De afhandeling van het verzoek inclusief de toetsing of de voorwaarden voor spoedeisende gevallen zijn vervuld, geschiedt volgens het recht van de aangezochte Verdragsluitende Staat.
3.
Wanneer het verzoek, bedoeld in het eerste lid, niet is ingediend door een justitiële autoriteit, wordt de bevoegde justitiële autoriteit van de verzoekende Verdragsluitende Staat onverwijld van de indiening op de hoogte gesteld evenals van de bijzondere omstandigheden die tot de conclusie leiden dat het hierbij gaat om een spoedeisend geval.
4.
Voorzover het recht van de aangezochte Verdragsluitende Staat voor het gelasten of het handhaven van de maatregel op het grondgebied van de aangezochte Verdragsluitende Staat een gerechtelijk bevel vereist, wordt dit bevel of een dergelijke verklaring van de bevoegde gerechtelijke instantie overeenkomstig het recht van de verzoekende Verdragsluitende Staat zo spoedig mogelijk daarna ingediend.
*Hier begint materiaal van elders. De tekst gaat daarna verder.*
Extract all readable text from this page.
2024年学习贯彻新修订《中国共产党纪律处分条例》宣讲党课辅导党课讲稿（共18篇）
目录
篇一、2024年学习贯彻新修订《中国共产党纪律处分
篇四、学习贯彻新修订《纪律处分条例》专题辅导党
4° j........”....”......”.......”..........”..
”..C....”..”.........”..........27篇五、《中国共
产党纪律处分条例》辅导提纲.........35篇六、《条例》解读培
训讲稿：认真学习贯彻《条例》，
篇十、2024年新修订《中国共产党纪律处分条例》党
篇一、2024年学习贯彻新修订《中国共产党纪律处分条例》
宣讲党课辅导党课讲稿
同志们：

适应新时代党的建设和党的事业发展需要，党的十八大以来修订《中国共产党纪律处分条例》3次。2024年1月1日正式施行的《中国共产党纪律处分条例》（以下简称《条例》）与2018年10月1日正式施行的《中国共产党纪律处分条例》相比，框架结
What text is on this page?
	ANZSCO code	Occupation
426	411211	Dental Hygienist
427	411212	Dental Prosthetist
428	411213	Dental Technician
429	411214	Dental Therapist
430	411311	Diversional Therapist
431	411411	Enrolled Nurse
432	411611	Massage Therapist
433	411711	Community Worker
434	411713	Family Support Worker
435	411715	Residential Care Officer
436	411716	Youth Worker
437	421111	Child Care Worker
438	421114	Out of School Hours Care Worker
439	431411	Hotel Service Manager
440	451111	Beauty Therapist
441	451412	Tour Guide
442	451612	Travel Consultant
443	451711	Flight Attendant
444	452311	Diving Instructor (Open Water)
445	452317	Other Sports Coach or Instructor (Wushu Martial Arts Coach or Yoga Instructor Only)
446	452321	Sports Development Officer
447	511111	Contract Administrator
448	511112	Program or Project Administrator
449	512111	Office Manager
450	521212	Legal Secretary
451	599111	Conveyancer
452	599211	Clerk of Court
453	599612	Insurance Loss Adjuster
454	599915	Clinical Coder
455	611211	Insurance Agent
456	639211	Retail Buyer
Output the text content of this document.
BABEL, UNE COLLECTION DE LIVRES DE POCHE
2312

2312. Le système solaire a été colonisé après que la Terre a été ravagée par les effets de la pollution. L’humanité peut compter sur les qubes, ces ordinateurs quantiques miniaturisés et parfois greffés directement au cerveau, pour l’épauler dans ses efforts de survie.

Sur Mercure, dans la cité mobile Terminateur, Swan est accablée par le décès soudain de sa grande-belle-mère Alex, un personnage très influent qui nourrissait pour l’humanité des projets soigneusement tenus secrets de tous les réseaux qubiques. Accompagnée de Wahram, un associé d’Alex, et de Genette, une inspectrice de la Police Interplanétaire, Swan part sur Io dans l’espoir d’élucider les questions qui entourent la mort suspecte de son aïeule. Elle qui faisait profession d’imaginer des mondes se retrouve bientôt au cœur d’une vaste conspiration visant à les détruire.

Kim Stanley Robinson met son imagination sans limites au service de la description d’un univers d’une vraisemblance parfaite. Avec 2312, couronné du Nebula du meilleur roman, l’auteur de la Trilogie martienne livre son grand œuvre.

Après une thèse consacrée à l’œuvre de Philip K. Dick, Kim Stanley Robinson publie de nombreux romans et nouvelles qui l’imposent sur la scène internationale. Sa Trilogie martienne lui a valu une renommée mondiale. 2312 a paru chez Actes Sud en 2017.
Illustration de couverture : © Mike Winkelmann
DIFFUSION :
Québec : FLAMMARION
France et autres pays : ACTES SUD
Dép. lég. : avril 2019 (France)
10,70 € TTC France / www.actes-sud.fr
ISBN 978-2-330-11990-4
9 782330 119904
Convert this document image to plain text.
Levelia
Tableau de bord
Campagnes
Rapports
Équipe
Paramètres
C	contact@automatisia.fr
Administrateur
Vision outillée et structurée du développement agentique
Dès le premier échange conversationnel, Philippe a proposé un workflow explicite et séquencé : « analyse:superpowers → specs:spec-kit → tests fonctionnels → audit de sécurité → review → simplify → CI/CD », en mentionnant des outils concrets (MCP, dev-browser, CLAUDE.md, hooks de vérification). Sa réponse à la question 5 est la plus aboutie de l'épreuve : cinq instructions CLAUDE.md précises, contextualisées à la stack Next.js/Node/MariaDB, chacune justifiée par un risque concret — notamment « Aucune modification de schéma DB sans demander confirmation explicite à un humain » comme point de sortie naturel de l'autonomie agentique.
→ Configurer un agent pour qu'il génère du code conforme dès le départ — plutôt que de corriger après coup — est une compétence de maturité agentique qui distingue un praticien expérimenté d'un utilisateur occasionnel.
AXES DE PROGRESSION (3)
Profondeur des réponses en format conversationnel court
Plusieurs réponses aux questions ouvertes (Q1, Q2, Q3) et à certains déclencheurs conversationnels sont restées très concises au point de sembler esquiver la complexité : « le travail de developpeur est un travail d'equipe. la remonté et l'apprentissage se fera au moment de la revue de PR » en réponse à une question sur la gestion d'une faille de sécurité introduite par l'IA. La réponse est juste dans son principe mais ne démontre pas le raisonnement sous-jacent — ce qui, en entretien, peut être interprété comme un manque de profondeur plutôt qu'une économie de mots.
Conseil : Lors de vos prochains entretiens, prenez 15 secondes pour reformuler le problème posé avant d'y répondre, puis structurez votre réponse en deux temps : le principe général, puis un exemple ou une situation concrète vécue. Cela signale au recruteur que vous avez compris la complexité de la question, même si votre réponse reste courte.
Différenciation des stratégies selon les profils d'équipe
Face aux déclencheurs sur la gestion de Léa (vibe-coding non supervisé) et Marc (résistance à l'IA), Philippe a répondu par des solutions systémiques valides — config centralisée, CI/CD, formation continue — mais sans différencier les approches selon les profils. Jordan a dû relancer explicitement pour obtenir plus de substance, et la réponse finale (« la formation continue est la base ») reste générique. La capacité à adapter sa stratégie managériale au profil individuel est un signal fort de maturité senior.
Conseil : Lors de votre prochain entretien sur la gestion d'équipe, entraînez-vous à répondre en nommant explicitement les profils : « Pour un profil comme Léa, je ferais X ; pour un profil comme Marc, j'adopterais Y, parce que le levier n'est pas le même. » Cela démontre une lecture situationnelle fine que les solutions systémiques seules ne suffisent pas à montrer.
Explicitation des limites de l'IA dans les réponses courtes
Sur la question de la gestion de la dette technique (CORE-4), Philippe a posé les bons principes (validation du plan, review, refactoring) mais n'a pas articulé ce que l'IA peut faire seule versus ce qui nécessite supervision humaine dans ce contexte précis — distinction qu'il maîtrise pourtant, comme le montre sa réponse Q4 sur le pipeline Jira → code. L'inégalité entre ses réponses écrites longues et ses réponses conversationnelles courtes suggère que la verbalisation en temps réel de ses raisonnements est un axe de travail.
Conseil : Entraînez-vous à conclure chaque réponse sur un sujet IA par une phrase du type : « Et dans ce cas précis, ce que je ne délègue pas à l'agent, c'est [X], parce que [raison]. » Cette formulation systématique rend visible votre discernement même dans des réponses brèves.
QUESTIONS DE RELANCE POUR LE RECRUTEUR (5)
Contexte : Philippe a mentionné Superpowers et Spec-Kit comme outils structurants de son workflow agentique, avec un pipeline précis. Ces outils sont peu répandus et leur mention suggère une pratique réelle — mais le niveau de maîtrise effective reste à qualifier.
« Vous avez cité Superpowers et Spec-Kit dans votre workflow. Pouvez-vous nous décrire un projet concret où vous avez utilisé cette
De Verdragsluitende Staten informeren elkaar over de relevante voorschriften in hun nationale wet- en regelgeving.
5.
Voor de toezending van de resultaten van de uitgevoerde maatregelen aan de verzoekende Verdragsluitende Staat is een verzoek om rechtshulp vereist dat afkomstig is van de bevoegde justitiële autoriteit. Wanneer de toezending van de resultaten van de uitgevoerde maatregelen met spoed dient te geschieden, kan de aangezochte autoriteit de resultaten rechtstreeks aan de verzoekende autoriteit toezenden, voorzover zulks volgens het nationale recht toelaatbaar is. Indien de aangezochte autoriteit geen justitiële autoriteit is, is voor de overdracht van de resultaten de voorafgaande toestemming van de naar nationaal recht bevoegde justitiële autoriteiten vereist.